I use the Euclidean distance and keep k = 3 neighbors because it is a small data set.

In [None]:
def euclidean_distance(a, b):
    total = 0.0
    for value_a, value_b in zip(a, b):
        total += (value_a - value_b) ** 2
    return total ** 0.5


def knn_predict(train_set, new_sample, k=3):
    distances = []
    for features, label in train_set:
        distance = euclidean_distance(features, new_sample)
        distances.append((distance, label))
    distances.sort(key=lambda item: item[0])
    neighbors = distances[:k]
    votes = {}
    for _, neighbor_label in neighbors:
        votes[neighbor_label] = votes.get(neighbor_label, 0) + 1
    best_label = max(votes.items(), key=lambda item: item[1])[0]
    return best_label

print(knn_predict(train_data, test_data[0][0]))


## Evaluating accuracy
I check how many test samples the classifier gets right and compute the proportion.

In [None]:
def accuracy_score(model_data, test_set, k=3):
    correct = 0
    for features, expected_label in test_set:
        predicted_label = knn_predict(model_data, features, k=k)
        if predicted_label == expected_label:
            correct += 1
    return correct / len(test_set)

accuracy = accuracy_score(train_data, test_data)
print(f"Accuracy on the test set: {accuracy:.2f}")

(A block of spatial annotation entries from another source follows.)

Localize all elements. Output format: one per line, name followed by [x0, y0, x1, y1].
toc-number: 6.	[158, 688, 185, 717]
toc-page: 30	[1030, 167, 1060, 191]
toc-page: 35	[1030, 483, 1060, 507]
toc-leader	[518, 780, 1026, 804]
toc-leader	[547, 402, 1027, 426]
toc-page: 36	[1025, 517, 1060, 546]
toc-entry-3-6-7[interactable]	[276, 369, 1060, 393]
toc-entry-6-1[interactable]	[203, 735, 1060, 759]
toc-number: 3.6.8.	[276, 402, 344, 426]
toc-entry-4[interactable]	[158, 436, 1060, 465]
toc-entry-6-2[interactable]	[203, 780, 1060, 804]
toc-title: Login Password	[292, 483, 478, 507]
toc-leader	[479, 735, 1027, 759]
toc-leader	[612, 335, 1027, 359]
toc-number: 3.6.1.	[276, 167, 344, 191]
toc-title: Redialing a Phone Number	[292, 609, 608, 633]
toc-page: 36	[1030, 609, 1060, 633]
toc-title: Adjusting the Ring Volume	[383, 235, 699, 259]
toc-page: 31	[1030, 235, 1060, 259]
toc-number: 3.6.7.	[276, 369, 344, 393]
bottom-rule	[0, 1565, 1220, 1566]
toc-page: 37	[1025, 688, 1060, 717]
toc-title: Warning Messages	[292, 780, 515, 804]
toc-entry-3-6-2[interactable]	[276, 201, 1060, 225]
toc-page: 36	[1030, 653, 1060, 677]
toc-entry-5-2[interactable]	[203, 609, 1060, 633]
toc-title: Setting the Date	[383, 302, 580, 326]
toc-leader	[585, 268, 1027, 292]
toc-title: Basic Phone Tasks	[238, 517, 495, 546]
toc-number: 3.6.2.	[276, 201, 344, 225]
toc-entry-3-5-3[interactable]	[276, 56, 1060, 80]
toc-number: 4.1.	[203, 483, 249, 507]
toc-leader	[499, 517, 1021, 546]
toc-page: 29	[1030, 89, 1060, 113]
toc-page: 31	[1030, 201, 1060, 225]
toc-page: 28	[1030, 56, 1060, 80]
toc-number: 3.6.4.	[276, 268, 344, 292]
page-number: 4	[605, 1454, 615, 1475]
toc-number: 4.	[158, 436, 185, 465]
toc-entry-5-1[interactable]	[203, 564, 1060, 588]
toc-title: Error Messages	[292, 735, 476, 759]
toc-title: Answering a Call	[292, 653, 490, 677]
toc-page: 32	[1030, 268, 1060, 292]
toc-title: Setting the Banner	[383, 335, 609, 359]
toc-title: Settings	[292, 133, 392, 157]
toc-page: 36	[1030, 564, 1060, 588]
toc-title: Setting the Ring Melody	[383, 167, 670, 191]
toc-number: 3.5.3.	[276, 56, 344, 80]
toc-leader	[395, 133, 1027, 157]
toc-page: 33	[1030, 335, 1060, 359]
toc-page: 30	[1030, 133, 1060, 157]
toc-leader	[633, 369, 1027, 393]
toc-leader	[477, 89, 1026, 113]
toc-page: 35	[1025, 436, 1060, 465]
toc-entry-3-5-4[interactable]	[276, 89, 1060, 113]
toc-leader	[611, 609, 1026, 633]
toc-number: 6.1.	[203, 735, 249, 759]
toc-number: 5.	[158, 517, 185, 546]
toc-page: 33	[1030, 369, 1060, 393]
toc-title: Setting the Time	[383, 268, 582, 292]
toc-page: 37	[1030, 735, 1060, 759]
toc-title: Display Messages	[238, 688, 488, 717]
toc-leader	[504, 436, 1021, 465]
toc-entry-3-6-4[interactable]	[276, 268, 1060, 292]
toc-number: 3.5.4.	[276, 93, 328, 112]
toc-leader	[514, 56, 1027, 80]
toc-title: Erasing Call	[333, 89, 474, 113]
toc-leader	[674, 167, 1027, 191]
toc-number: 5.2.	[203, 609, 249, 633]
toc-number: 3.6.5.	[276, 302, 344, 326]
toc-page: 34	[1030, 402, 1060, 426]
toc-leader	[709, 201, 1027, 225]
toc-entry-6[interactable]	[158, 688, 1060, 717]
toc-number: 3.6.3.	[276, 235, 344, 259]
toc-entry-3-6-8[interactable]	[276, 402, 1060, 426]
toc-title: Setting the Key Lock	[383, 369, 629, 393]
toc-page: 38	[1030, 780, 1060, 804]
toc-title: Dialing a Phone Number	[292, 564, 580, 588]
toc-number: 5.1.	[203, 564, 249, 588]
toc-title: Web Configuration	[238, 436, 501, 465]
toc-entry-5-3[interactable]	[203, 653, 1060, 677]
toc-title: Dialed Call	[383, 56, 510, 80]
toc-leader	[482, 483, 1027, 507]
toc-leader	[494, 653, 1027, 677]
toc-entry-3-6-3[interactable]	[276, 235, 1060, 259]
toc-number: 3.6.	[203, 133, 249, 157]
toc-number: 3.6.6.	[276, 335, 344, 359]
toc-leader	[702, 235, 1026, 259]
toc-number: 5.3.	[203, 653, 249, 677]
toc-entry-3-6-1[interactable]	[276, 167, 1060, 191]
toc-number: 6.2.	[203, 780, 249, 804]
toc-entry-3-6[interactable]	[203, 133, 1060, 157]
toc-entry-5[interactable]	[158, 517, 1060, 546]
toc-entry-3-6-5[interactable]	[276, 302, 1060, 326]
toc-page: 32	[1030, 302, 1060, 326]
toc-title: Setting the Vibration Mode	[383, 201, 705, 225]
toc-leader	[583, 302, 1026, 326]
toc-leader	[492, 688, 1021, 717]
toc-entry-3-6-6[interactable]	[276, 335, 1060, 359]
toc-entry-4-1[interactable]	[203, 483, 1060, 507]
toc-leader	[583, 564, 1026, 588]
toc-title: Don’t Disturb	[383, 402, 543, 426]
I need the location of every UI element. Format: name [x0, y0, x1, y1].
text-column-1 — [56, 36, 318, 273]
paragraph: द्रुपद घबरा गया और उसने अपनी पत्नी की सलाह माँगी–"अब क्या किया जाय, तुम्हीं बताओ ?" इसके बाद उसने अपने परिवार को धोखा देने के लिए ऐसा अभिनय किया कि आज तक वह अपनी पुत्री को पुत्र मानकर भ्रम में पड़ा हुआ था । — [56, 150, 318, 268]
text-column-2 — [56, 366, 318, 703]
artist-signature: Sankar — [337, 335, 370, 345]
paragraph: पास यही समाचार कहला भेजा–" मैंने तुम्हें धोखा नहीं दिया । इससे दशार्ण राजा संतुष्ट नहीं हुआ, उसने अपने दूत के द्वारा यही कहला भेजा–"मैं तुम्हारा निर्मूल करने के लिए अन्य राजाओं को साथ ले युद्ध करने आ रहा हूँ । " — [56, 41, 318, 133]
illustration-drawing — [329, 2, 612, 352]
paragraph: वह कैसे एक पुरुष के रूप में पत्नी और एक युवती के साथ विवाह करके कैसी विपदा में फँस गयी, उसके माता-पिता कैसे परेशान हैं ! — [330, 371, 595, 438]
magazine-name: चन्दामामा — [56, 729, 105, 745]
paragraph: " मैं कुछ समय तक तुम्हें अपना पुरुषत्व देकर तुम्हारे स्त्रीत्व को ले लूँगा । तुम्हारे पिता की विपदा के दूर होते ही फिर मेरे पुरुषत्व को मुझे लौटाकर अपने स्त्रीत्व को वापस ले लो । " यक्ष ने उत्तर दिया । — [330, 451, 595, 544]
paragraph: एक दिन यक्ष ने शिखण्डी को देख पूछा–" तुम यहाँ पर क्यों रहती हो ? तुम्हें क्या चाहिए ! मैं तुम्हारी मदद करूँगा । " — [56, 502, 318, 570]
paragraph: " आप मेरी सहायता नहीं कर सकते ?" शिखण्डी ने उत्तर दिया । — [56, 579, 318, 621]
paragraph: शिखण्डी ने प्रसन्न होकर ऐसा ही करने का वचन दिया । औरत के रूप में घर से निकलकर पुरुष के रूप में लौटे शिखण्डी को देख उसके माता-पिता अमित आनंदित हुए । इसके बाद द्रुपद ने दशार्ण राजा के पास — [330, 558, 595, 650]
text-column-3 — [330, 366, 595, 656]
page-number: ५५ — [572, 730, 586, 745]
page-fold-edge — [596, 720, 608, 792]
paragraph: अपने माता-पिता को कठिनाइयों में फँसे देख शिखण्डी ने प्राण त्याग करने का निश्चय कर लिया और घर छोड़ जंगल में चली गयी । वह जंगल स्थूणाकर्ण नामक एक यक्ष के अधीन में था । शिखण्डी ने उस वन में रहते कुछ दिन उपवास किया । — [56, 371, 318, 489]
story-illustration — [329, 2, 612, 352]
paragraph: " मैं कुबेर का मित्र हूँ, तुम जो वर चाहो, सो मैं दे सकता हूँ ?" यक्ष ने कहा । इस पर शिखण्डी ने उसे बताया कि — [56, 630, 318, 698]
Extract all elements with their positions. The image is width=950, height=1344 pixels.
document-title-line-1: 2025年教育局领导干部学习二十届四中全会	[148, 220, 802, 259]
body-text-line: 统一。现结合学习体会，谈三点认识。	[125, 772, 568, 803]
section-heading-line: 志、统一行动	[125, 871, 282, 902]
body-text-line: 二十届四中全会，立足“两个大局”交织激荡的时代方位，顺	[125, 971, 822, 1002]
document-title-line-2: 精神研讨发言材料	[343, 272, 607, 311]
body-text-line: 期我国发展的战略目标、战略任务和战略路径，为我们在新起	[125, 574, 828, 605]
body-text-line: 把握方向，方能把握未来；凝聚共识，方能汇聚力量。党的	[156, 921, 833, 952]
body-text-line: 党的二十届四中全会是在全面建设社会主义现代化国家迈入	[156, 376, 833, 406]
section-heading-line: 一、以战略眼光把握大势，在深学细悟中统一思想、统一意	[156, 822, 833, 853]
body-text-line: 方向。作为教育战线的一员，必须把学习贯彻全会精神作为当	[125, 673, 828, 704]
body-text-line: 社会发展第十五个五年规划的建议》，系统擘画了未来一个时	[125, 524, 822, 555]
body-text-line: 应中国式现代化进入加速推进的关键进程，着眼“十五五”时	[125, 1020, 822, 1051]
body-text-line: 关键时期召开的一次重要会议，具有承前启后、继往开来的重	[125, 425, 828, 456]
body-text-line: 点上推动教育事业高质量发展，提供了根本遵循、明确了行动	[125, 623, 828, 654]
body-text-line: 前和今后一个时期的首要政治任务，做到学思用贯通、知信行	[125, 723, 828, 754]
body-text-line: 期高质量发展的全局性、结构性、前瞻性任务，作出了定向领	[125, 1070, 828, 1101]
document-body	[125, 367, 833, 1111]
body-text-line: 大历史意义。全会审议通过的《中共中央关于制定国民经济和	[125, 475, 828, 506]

## Trying a manual prediction
To see the algorithm in action I pick a flower with long petals and check the predicted species.

In [None]:
mystery_flower = [6.1, 2.8, 4.7, 1.4]
prediction = knn_predict(train_data, mystery_flower)
print(f"Predicted species: {prediction}")


## Small conclusions
- Preparing the data by hand helped me understand every column.
- The evaluation step shows if my simple intuition is on the right track.
- With more data I could tune *k* or try other algorithms from the course notes.